A. パーツが割れた、弁が閉じなくなった、ホースが硬化して折れ癖がついた、といった状態が買い替えを考えるタイミングです。弁やホースなど一部の部品は別売されている場合もありますので、本体ごと買い直す前に交換部品の有無を確認してみるといいですよ。取り扱いは販売店や時期によって変わるため、正確な情報は公式サイトをご確認ください。

失敗しないプロホースの使い方まとめ

最後に、この記事の要点を整理しておきます。

プロホースの使い方でつまずく場面は、突き詰めると3つに絞られます。ひとつめは「サイフォンが成立していない」こと。パイプを水に沈めてから、垂直に立ててポンプを押す。そして水槽と排水先に十分な落差を作る。この2点で、吸えないトラブルのほとんどは解消します。

ふたつめは「流量が合っていない」こと。底床を吸い上げてしまうのは技術の問題ではなく、流量調節クリップを使っていないだけであることが多いです。ソイルや細かい砂ならしっかり絞る、大磯砂なら中程度、と底床に合わせて調整してください。

みっつめは「動かし方が雑になっている」こと。挿す・待つ・抜く・隣へ、というリズムを守るだけで、水の濁り方はずいぶん変わります。私も掃除は一度に完璧を目指さないほうがいいと考えていて、範囲を絞って何回かに分けるやり方をおすすめしています。

そして、使い終わったらきれいな水を通してすすぎ、砂を使っている水槽では定期的に分解して弁を洗う。これだけで道具は長持ちします。

プロホースは、慣れてしまえば水換えのついでに底床のメンテナンスまで終わってしまう、とても効率のいい道具です。最初の数回は思うようにいかないかもしれませんが、うまく動かない理由はたいてい限られたパターンのどれかです。この記事の切り分け表を見ながら、ひとつずつ確認していってください。

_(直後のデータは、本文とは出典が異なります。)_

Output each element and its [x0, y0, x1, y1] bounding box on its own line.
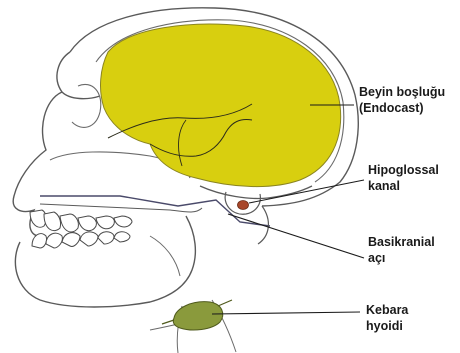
hyoid-bone — [173, 302, 223, 330]
palate-line — [40, 204, 202, 212]
label-endocast-line1: Beyin boşluğu — [359, 84, 445, 100]
label-basicranial-line2: açı — [368, 250, 435, 266]
brow-ridge — [57, 52, 100, 99]
label-hyoid-line2: hyoidi — [366, 318, 408, 334]
leader-hyoid — [212, 312, 360, 314]
label-hypoglossal-line2: kanal — [368, 178, 439, 194]
label-endocast-line2: (Endocast) — [359, 100, 445, 116]
lower-teeth — [32, 232, 130, 248]
label-hypoglossal-line1: Hipoglossal — [368, 162, 439, 178]
label-endocast: Beyin boşluğu (Endocast) — [359, 84, 445, 116]
label-hypoglossal: Hipoglossal kanal — [368, 162, 439, 194]
hypoglossal-canal — [238, 201, 249, 210]
upper-teeth — [30, 210, 132, 232]
eye-orbit — [72, 84, 101, 127]
label-hyoid-line1: Kebara — [366, 302, 408, 318]
mandible — [15, 216, 195, 307]
label-basicranial-line1: Basikranial — [368, 234, 435, 250]
endocast-shape — [101, 24, 341, 186]
label-hyoid: Kebara hyoidi — [366, 302, 408, 334]
label-basicranial: Basikranial açı — [368, 234, 435, 266]
mandible-ramus — [150, 236, 180, 276]
skull-base — [200, 186, 312, 199]
leader-basicranial — [228, 214, 364, 258]
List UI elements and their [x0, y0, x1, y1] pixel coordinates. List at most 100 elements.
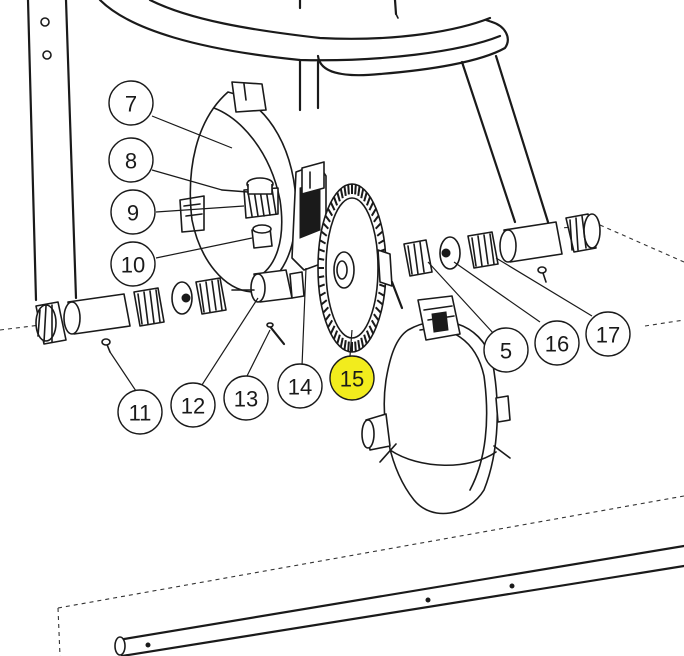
gear-tooth: [370, 319, 377, 328]
screw-11: [101, 338, 111, 353]
pin-13-end: [266, 322, 274, 328]
callout-circle-12: [170, 382, 216, 428]
right-axle-assembly: [403, 213, 601, 283]
gear-tooth: [374, 306, 382, 314]
callout-label-9: 9: [127, 201, 139, 226]
gear-tooth: [318, 283, 326, 288]
gear-tooth: [327, 319, 334, 328]
gear-tooth: [376, 299, 384, 306]
callout-16: 16: [534, 320, 580, 366]
gear-tooth: [370, 208, 377, 217]
gear-tooth: [324, 313, 331, 321]
gear-tooth: [332, 330, 339, 340]
gear-tooth: [336, 192, 341, 202]
callout-13: 13: [223, 375, 269, 421]
gear-tooth: [343, 340, 347, 351]
callout-circle-13: [223, 375, 269, 421]
callout-circle-7: [108, 80, 154, 126]
bushing: [251, 224, 273, 249]
cover-plate: [179, 81, 297, 293]
gear-tooth: [320, 230, 328, 237]
gear-tooth: [318, 248, 326, 253]
gear-tooth: [329, 201, 336, 211]
large-bevel-gear: [317, 183, 393, 353]
gear-tooth: [322, 306, 330, 314]
bracket: [291, 161, 327, 271]
gear-tooth: [347, 341, 350, 352]
callout-circle-9: [110, 189, 156, 235]
gear-tooth: [360, 337, 365, 348]
callout-15: 15: [329, 355, 375, 401]
gear-tooth: [360, 188, 365, 199]
gear-tooth: [365, 196, 372, 206]
reference-lines: [0, 224, 684, 656]
callout-label-14: 14: [288, 375, 312, 400]
gear-tooth: [365, 330, 372, 340]
gear-tooth: [354, 341, 357, 352]
callout-label-12: 12: [181, 394, 205, 419]
callout-label-13: 13: [234, 387, 258, 412]
callout-14: 14: [277, 363, 323, 409]
callout-label-5: 5: [500, 339, 512, 364]
gear-tooth: [318, 275, 325, 279]
callout-circle-5: [483, 327, 529, 373]
callout-label-8: 8: [125, 149, 137, 174]
gear-tooth: [319, 291, 327, 297]
callout-circle-10: [110, 241, 156, 287]
leader-lines: [109, 115, 593, 395]
gear-tooth: [376, 230, 384, 237]
pin-8: [221, 189, 249, 193]
callout-label-16: 16: [545, 332, 569, 357]
callout-circle-11: [117, 389, 163, 435]
gear-tooth: [327, 208, 334, 217]
gear-tooth: [319, 239, 327, 245]
callout-circle-16: [534, 320, 580, 366]
gear-tooth: [332, 196, 339, 206]
small-gear: [243, 177, 279, 219]
callout-8: 8: [108, 137, 154, 183]
gear-tooth: [343, 185, 347, 196]
gear-tooth: [354, 184, 357, 195]
callout-11: 11: [117, 389, 163, 435]
roll-pin: [390, 280, 404, 310]
gear-tooth: [336, 334, 341, 344]
gear-tooth: [347, 184, 350, 195]
callout-5: 5: [483, 327, 529, 373]
gear-tooth: [339, 188, 344, 199]
callout-12: 12: [170, 382, 216, 428]
gear-tooth: [357, 185, 361, 196]
callout-7: 7: [108, 80, 154, 126]
gear-tooth: [363, 334, 368, 344]
callout-10: 10: [110, 241, 156, 287]
gear-tooth: [318, 257, 325, 261]
gear-tooth: [322, 222, 330, 230]
callout-circle-8: [108, 137, 154, 183]
gear-tooth: [363, 192, 368, 202]
bike-frame: [26, 0, 684, 656]
gear-tooth: [373, 215, 380, 223]
callout-9: 9: [110, 189, 156, 235]
callout-circle-14: [277, 363, 323, 409]
gear-tooth: [368, 325, 375, 335]
callout-circle-17: [585, 311, 631, 357]
gear-tooth: [357, 340, 361, 351]
callout-label-7: 7: [125, 92, 137, 117]
callout-17: 17: [585, 311, 631, 357]
gear-tooth: [377, 239, 385, 245]
left-axle-assembly: [35, 269, 305, 345]
flywheel-housing: [361, 295, 511, 515]
gear-tooth: [377, 291, 385, 297]
gear-tooth: [329, 325, 336, 335]
callout-layer: 7 8 9 10 11 12 13 14 15 5 16 17: [108, 80, 631, 435]
gear-tooth: [378, 283, 386, 288]
callout-circle-15: [329, 355, 375, 401]
gear-tooth: [368, 201, 375, 211]
gear-tooth: [373, 313, 380, 321]
gear-tooth: [339, 337, 344, 348]
callout-label-15: 15: [340, 367, 364, 392]
gear-tooth: [374, 222, 382, 230]
callout-label-11: 11: [129, 401, 152, 426]
gear-tooth: [320, 299, 328, 306]
gear-tooth: [324, 215, 331, 223]
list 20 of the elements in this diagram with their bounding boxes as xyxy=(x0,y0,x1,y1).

なお、製品の仕様や適合サイズ、交換部品の取り扱いは変更される場合がありますので、正確な情報は公式サイトをご確認ください。また、飼育している生体の状態に不安がある場合や、水質トラブルが続く場合は、最終的な判断は専門家やアクアリウムショップにご相談いただくのが安心です。あなたの水槽が、もっと管理しやすくなりますように。